L’Homme éléphant : Lentement la beauté
L’Homme éléphant, dans une mise en scène de Hugo Lamarre, propose une lecture aussi intéressante que sentie de l’histoire de John Merrick. Peut-être même plus que le texte, en fait.
Lorsqu’elle était enceinte, sa mère aurait eu terriblement peur d’un éléphant. Voilà ce qui, selon John Merrick (Vincent Champoux), expliquerait son incroyable difformité… Basée sur l’histoire de cet homme ayant réellement vécu en Angleterre à la fin du XIXe siècle, la pièce de Bernard Pomerance nous le présente alors que, après avoir été arraché à l’assistance publique puis exploité pendant des années par un forain sans scrupules (Thomas Gionet-Lavigne), celui-ci se voit enfin offrir la chance de mener une vie "normale", sous la protection d’un docteur (Jean-Nicolas Marquis), qui va même jusqu’à engager une actrice (Sophie Martin) afin de lui assurer une présence féminine. Ce faisant, tous tombent sous le charme de cet être d’exception, en qui ils se reconnaissent, non sans bientôt y déceler en creux l’empreinte de leurs propres failles…
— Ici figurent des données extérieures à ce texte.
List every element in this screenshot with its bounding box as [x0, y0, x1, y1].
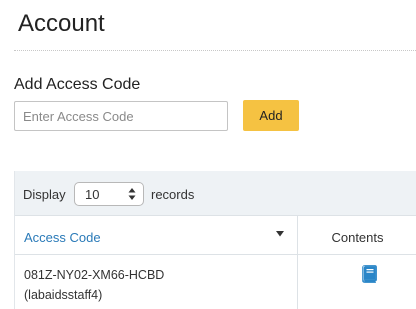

Si l’entrée en matière de L’Homme éléphant paraît quelque peu laborieuse, avec ses mises en contexte, ses synthèses elliptiques, le vent tourne lorsque Merrick fait enfin entendre sa voix, révélant à l’actrice qui le visite un esprit d’une grande finesse. Cela dit, Hugo Lamarre parvient néanmoins à donner du ressort à l’aspect plus documentaire de l’ensemble, grâce à une mise en scène prenant ponctuellement des allures de manège, évocation de ces foires si familières au personnage. N’empêche, c’est lorsqu’on délaisse la superficialité des faits pour toucher l’âme de ce dernier, fascinant tant par sa douceur et son intelligence que par son incidence sur autrui, qu’on se sent vraiment interpelés par ce récit, mettant en relief l’importance d’aller au-delà des apparences. Et quoi de mieux, pour servir ce propos, que d’explorer les possibilités de l’éclairage? C’est ainsi qu’au gré d’un ballet de projections et d’ombres chinoises se dessine un univers aussi particulier qu’envoûtant, auquel il faut tout de même un certain temps pour s’adapter, habitués que nous sommes à voir constamment le visage des comédiens. Sans compter qu’on cherche à décoder les signes, le corps monstrueux de l’homme éléphant n’étant jamais qu’évoqué, tandis qu’on ne voit des autres personnages que leur costume. Voilà une manière pertinente d’insister sur l’intériorité de l’un, se manifestant en pleine lumière sous les traits de Vincent Champoux, et l’extériorité des autres, qui en sont réduits à leur rôle. Mais le plus beau, c’est lorsque l’effet dramatique des contrastes et du jeu fait en sorte qu’au-delà de toute analyse, on ressent profondément ce dont il est question.